Important information - the value of investments and the income from them, can go down as well as up, so you may get back less than you invest.

Q. What are the best low-cost index funds for retirement?

Great question. Index funds, also known as tracker funds, come with great appeal because of their low-cost nature and diversifying properties. They also offer an easy and low cost way to be diversified across lots of different companies and many markets.

Here are 14 index-tracking funds on our Select 50 which cover a wide variety of regions and asset classes. I’ve ordered them in terms of their ongoing charge.

Region/Asset class Index-tracking fund Ongoing charge
North America Vanguard S&P 500 0.07%
UK iShares Core FTSE 100 0.10%
UK Vanguard FTSE 250 0.10%
Europe Vanguard FTSE Developed Europe ex UK 0.10%
Bonds iShares Overseas Government Bond Index 0.11%
Bonds  iShares ESG Overseas Corporate Bond Index 0.11%
Japan iShares Core MSCI Japan 0.12%
Alternatives & Other iShares Physical Gold 0.12%
Global Legal & General Global Equity Index  0.13%
Bonds Vanguard Global Short-Term Bond Index 0.15%
Alternatives & Other iShares Environment & Low Carbon Tilt Real Estate Index Fund 0.17%
Asia & Emerging Markets iShares Core MSCI Emerging Markets 0.18%
Global Vanguard Global Small-Cap Index 0.30%
Bonds Legal & General Emerging Markets Government Bond 0.35%

Let’s take a closer look at the top four low-cost index funds on the Select 50, with some insight from our experts:

1. Vanguard S&P 500

This fund is the cheapest index fund on the Select 50, with an ongoing charge of 0.07%. It tracks the widely recognised benchmark of the US stock market, which is comprised of large US companies. The index is a capitalisation weighted index of 500 US stocks.

Its top 10 holdings include some familiar mega corporations, such as Microsoft, Apple, NVIDIA, Amazon, and Google-owner Alphabet.

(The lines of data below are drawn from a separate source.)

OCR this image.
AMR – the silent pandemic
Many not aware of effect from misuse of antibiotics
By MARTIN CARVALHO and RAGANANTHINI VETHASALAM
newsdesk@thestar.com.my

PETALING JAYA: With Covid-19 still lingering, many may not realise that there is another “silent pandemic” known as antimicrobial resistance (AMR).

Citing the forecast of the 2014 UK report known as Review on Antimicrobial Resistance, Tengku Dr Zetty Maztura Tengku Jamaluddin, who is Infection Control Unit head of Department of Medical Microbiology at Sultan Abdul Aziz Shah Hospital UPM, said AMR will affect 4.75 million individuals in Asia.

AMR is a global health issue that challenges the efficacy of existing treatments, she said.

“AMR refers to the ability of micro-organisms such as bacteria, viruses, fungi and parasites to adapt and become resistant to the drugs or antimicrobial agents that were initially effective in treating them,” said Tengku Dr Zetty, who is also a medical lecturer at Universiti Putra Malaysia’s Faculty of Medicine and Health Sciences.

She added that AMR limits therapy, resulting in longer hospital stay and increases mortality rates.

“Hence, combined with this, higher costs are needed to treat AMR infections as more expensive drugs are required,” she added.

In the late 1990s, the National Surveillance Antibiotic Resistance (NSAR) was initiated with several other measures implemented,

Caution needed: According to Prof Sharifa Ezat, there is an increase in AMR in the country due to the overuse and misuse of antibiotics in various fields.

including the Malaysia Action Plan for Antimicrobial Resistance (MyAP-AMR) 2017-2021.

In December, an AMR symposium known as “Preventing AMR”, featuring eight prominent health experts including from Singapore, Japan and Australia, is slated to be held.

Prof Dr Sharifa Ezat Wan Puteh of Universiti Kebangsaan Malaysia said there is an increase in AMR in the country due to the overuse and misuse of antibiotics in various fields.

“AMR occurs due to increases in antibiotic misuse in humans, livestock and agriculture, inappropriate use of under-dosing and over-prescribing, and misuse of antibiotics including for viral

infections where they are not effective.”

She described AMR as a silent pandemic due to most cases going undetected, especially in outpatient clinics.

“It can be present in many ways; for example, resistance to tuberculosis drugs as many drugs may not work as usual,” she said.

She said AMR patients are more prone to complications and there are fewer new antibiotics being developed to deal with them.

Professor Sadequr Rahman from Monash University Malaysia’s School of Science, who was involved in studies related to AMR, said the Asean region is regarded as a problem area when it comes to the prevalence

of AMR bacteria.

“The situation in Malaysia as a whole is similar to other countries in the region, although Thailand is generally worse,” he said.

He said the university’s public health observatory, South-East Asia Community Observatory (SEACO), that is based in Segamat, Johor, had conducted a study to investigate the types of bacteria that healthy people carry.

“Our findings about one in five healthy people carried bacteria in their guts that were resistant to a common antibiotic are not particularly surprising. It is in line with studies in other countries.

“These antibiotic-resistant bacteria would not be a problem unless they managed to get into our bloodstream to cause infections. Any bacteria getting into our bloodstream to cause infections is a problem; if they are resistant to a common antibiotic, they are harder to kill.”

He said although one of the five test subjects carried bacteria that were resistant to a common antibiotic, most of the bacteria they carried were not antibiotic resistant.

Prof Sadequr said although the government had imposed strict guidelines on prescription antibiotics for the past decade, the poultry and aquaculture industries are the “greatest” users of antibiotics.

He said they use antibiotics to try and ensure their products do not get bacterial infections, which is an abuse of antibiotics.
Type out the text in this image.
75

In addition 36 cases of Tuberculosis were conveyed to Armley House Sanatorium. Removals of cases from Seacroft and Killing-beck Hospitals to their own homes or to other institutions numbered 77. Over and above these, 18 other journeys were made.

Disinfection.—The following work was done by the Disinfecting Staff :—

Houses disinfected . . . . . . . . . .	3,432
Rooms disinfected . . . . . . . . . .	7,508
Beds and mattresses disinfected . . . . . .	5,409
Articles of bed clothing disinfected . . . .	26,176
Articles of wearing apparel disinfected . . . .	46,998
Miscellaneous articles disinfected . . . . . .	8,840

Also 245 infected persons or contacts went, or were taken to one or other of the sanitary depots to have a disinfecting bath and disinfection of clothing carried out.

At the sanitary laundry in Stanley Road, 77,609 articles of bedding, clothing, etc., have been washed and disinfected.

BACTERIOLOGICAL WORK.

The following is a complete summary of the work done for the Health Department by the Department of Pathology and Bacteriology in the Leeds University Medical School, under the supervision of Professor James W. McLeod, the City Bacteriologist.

Our experts like this fund because it invests in large companies listed in the US, therefore the fund provides US dollar exposure. They also highlight that the fund is well priced.

2. iShares Core FTSE 100

This fund tracks the return of the FTSE 100 Index, with an ongoing charge of 0.10%. It offers you exposure to the UK and a variety of large value companies.

Its top 10 holdings include pharma giant AstraZeneca, Shell, HSBC, Unilever, and BP.

Our experts like this fund because BlackRock, the manager of the fund is a seasoned investor in passive funds, plus the fund’s costs are low.

3. Vanguard FTSE 250

This fund tracks the FTSE 250, with an ongoing charge of 0.10%. Most of its stocks include small to medium sized companies, with a focus on value and core styles.

The fund’s top 10 holdings include housebuilder Vistry Group, property firm British Land, investment firm Alliance Trust and high-tech precision instrumentation firm, Spectris.

Our experts like this firm because it is focused on medium-sized companies, which has been an area of good long-term investment returns.

4. Vanguard FTSE Developed Europe ex UK

This fund tracks the FTSE Developed Europe, excluding the UK, with an ongoing charge of 0.10%. It’s made up of stocks of large and mid capitalisation companies in the region.

The fund’s top 10 holdings include exposure to Denmark, Netherlands, Switzerland, France and Germany, from companies like pharma firm Novo Nordisk, food and drink corporation, Nestlé, luxury goods company, Lvmh Moet Hennessy Louis Vuitton and energy firm, TotalEnergies.

Our experts like this fund because it provides broad-based European exposure. They highlight that Vanguard is an expert in index tracking and that the fund is well priced.

Important information - investors should note that the views expressed may no longer be current and may have already been acted upon. Overseas investments will be affected by movements in currency exchange rates. Investments in emerging markets can be more volatile than other more developed markets. Reference to specific securities should not be construed as a recommendation to buy or sell these securities and is included for the purposes of illustration only. Select 50 is not a personal recommendation to buy or sell a fund. Before investing into a fund, please read the relevant key information document which contains important information about the fund. Eligibility to invest in a SIPP or ISA and tax treatment depends on personal circumstances and all tax rules may change in the future. Withdrawals from a SIPP will not normally be possible until you reach age 55 (57 from 2028). This information is not a personal recommendation for any particular investment. If you are unsure about the suitability of an investment you should speak to one of Fidelity’s advisers or an authorised financial adviser of your choice.